Подтолкнул меня, видимо к зеркалу, целуя шею, за ухом, вызывая дрожь от щекотки.

– Вот теперь открой.

Я распахнула глаза, но сначала увидела его отражение. Жадно пожирая взглядом каждую черту, глядя в глаза, все еще продолжая кусать губы, а потом посмотрела на ожерелье. Очень хрупкое и тонкое, в виде сплетенных бутонов роз, а по краю лепестков, как роса или слёзы, блестят маленькие бриллианты, и в середине надпись на стебле одного из цветков: «Дыши мной». Снова перевела взгляд на его лицо, переставая улыбаться, заводя руку назад, обнимая и чувствуя, как дерет в горле от переизбытка эмоций.

– Я всегда дышу тобой… мыслями о тебе, твоим присутствием в моей жизни, твоим голосом, запахом. Всем, что имеет отношение к тебе. Если тебя не будет рядом – я умру.

– Меня не будет рядом, только если меня закопали на три метра под землю, и то, если живым – выберусь и вернусь обратно.

Зарылся лицом в мои волосы.

– Это я сдохну, если тебя не будет рядом… Или убью тебя сам, если уйдешь или предашь меня.

Я улыбнулась, а он в этот момент сильно сжал меня под ребрами, настолько сильно, что у меня перехватило дыхание.

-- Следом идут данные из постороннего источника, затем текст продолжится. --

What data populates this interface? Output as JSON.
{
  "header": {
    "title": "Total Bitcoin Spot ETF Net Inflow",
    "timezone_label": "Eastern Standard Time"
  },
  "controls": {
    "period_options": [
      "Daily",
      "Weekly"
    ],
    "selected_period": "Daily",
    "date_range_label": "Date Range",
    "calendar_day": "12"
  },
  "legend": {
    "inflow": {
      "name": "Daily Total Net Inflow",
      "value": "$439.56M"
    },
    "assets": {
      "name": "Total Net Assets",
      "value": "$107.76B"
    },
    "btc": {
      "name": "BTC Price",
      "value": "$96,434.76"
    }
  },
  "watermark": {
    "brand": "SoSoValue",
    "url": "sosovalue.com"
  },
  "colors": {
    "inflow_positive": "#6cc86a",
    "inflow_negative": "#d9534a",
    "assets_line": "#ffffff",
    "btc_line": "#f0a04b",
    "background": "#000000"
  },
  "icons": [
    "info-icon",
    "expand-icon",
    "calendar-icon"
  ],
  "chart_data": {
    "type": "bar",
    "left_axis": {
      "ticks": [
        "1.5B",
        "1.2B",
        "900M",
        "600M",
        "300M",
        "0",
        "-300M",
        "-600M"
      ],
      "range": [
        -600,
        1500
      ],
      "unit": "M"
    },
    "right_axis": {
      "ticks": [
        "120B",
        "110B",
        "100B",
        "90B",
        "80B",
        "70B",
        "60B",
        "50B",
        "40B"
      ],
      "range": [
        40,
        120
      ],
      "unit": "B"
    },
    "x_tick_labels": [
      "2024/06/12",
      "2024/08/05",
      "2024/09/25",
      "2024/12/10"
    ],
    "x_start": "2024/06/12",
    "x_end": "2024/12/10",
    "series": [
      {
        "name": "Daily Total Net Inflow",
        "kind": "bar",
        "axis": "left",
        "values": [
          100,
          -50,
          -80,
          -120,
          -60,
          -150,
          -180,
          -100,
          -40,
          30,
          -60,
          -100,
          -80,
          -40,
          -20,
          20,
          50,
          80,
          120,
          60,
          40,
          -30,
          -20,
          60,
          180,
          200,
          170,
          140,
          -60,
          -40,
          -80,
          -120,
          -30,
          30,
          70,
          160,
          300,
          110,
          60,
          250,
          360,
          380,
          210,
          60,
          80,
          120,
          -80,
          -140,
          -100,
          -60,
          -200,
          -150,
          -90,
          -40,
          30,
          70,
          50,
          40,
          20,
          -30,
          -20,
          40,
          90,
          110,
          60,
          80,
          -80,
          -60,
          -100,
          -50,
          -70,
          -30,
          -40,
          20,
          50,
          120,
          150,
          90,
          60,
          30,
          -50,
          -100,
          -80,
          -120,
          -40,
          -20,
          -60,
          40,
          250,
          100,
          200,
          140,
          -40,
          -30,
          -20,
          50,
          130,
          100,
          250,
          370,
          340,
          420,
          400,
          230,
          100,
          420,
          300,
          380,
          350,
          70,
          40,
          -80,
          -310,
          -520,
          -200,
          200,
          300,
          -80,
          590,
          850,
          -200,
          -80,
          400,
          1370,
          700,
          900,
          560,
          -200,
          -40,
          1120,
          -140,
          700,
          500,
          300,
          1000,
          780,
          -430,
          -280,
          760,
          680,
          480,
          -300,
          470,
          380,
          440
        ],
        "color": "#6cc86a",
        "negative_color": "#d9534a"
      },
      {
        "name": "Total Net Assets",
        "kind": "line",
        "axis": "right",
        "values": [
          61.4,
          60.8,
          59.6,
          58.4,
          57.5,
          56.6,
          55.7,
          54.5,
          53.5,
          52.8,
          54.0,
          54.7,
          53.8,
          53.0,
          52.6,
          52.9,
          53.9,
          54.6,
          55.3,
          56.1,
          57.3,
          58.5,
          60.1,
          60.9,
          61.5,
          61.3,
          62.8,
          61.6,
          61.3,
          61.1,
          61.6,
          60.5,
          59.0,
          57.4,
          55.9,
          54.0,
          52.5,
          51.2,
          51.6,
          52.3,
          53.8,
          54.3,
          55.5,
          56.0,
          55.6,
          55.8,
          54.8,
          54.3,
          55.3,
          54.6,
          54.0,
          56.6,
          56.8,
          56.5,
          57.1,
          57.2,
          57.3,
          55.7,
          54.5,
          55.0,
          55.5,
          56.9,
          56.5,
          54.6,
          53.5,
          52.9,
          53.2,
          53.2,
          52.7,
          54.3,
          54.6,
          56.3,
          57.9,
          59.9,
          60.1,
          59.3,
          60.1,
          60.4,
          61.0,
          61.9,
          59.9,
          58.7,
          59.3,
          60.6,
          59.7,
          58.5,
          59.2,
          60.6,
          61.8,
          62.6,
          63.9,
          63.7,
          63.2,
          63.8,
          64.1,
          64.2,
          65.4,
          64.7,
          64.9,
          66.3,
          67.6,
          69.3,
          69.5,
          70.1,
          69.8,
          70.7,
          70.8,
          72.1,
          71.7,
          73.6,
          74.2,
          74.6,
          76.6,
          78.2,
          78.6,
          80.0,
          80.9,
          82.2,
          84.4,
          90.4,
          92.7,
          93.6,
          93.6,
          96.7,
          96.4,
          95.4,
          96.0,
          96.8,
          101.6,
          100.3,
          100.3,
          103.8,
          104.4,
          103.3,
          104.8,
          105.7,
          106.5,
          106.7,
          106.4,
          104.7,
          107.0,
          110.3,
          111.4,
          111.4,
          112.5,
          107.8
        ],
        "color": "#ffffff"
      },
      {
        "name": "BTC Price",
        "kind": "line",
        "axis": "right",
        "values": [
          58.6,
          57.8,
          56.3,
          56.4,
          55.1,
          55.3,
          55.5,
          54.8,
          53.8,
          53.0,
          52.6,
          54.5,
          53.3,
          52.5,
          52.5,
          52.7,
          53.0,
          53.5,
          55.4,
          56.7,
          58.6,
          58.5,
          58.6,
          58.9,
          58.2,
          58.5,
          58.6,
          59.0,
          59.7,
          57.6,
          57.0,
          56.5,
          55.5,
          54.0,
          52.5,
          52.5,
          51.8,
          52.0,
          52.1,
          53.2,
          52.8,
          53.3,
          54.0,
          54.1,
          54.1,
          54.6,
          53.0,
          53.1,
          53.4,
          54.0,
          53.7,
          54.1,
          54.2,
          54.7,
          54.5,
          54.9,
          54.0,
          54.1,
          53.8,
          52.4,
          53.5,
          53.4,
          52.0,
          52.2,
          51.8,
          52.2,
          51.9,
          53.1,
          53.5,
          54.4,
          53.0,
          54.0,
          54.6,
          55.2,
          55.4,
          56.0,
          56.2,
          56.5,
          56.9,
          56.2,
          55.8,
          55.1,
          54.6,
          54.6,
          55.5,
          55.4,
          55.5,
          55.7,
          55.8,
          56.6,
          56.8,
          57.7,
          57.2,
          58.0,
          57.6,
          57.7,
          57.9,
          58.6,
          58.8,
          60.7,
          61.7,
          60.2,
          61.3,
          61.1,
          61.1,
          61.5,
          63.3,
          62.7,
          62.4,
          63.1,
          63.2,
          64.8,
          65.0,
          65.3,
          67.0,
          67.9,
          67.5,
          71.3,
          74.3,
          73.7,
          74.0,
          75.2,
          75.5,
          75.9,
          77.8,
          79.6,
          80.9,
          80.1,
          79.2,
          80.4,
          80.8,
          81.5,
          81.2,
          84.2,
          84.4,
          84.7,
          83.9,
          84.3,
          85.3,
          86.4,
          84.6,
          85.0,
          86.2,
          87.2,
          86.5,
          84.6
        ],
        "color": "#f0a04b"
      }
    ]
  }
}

– Больше всего я боюсь, что смогу причинить тебе боль, малыш…– продолжает держать все так же сильно, целуя затылок, и я стараюсь не дышать, потому что больно и потому что чувствую, как он в этот момент напряжен, как говорит что-то, чего раньше никогда бы не сказал вслух. – Больше всего я боюсь, что ты можешь заставить меня причинить её тебе.

Я зарылась пальцами ему в волосы, все еще чувствуя, как он вдыхает сзади мой запах и скользит щекой по моим волосам, в каком-то хаотичном исступлении, погруженный в свои мысли, слова.

– Ты не можешь причинить мне боль… Только не мне. Я в это не верю.

Он ничего не ответил, разжал пальцы. Скользнул вверх к груди, обхватил ладонями.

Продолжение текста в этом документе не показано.